More than 80 evacuees were identified at last night’s meeting, contradicting a report from the state Emergency Management Agency and the Federal Emergency Management Agency.

“Our numbers don’t really match reality sometimes,” Jeff Byard of the state EMA said.

Primarily, the meeting was held to provide evacuees with services they needed.

Emergency and community organizations were given two minutes to explain to the audience exactly what they could provide to evacuees in the Dallas County area.

Officials from the Red Cross, the Salvation Army, Dallas and Selma City Schools, FEMA, the state EMA and the Department of Human Resources all offered their services. Many of the programs, like financial assistance from the Red Cross, were offered from the start of relief efforts. Others, like DHR’s STAR program, are brand new, and have only been offered recently.

While evacuees were given helpful information, frustrations were apparent from some criticism offered to state EMA and FEMA officials.

When Byard said evacuees should register with FEMA via the organization’s 800 number, he was met with shouts of “You can’t get through!”

Other residents were angry with the inability of FEMA to provide basic services.

Tarana Burke of 21st Century Leadership criticized FEMA for the lack of information.
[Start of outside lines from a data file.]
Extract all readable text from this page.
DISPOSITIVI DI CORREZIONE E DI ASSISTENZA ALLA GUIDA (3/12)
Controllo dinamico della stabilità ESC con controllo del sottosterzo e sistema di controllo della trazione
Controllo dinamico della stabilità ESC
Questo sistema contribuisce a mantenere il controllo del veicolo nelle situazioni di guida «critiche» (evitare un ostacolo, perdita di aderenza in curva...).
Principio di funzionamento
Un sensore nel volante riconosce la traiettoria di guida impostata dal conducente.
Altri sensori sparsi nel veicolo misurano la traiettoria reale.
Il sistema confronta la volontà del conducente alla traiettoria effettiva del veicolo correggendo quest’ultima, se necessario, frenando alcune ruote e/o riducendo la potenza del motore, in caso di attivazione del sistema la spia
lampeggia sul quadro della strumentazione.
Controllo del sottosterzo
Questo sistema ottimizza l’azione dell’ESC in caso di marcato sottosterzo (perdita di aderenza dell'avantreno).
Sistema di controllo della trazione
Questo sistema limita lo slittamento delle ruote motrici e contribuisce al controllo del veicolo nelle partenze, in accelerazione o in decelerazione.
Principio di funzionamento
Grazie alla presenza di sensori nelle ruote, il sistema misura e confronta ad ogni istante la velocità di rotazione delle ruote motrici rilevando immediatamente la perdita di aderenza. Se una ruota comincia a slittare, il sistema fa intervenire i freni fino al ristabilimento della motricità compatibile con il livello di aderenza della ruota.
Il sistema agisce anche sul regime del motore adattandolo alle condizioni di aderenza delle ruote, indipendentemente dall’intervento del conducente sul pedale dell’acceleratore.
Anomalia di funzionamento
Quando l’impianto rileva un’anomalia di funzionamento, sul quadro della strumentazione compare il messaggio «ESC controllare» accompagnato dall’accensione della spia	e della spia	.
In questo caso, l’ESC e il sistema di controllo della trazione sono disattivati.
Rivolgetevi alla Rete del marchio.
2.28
21st Century Leadership is providing shelter for victims of Katrina at its camp in Perry County.

“Why can’t the staff know basic information?” she asked.
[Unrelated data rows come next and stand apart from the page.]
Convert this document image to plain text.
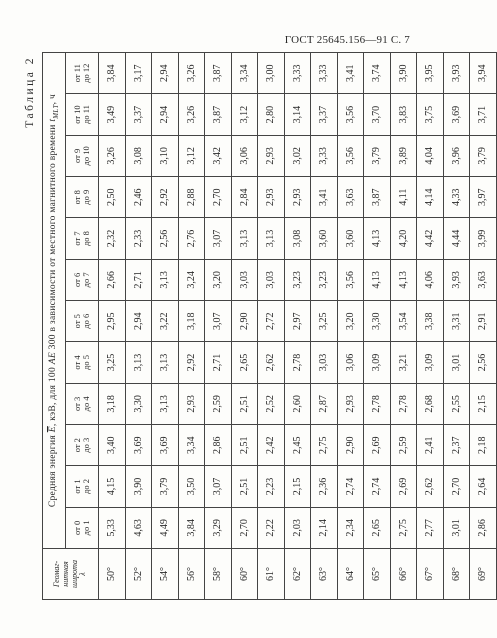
ГОСТ 25645.156—91 С. 7
Таблица 2
Геомаг-
нитная
широта
λ	Средняя энергия $\overline{E}$, кэВ, для 100 AE 300 в зависимости от местного магнитного времени $t_{MLT}$, ч											
	от 0
до 1	от 1
до 2	от 2
до 3	от 3
до 4	от 4
до 5	от 5
до 6	от 6
до 7	от 7
до 8	от 8
до 9	от 9
до 10	от 10
до 11	от 11
до 12
50°	5,33	4,15	3,40	3,18	3,25	2,95	2,66	2,32	2,50	3,26	3,49	3,84
52°	4,63	3,90	3,69	3,30	3,13	2,94	2,71	2,33	2,46	3,08	3,37	3,17
54°	4,49	3,79	3,69	3,13	3,13	3,22	3,13	2,56	2,92	3,10	2,94	2,94
56°	3,84	3,50	3,34	2,93	2,92	3,18	3,24	2,76	2,88	3,12	3,26	3,26
58°	3,29	3,07	2,86	2,59	2,71	3,07	3,20	3,07	2,70	3,42	3,87	3,87
60°	2,70	2,51	2,51	2,51	2,65	2,90	3,03	3,13	2,84	3,06	3,12	3,34
61°	2,22	2,23	2,42	2,52	2,62	2,72	3,03	3,13	2,93	2,93	2,80	3,00
62°	2,03	2,15	2,45	2,60	2,78	2,97	3,23	3,08	2,93	3,02	3,14	3,33
63°	2,14	2,36	2,75	2,87	3,03	3,25	3,23	3,60	3,41	3,33	3,37	3,33
64°	2,34	2,74	2,90	2,93	3,06	3,20	3,56	3,60	3,63	3,56	3,56	3,41
65°	2,65	2,74	2,69	2,78	3,09	3,30	4,13	4,13	3,87	3,79	3,70	3,74
66°	2,75	2,69	2,59	2,78	3,21	3,54	4,13	4,20	4,11	3,89	3,83	3,90
67°	2,77	2,62	2,41	2,68	3,09	3,38	4,06	4,42	4,14	4,04	3,75	3,95
68°	3,01	2,70	2,37	2,55	3,01	3,31	3,93	4,44	4,33	3,96	3,69	3,93
69°	2,86	2,64	2,18	2,15	2,56	2,91	3,63	3,99	3,97	3,79	3,71	3,94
Joan Rave, representing FEMA, asked for patience in the situation.

“Our operation was stretched flat out,” she said.

Perkins quickly regained control of the meeting.

“I intend for this to go to some logical conclusion,” he said. “I want us to be respectful of people that are talking.”

Perkins also asked FEMA for help in starting a new operations center for evacuees.

Perkins said the site would serve as a central point for victims to receive help and other resources.

“In that location we’re going to find what you need,” Perkins said to the assembled evacuees.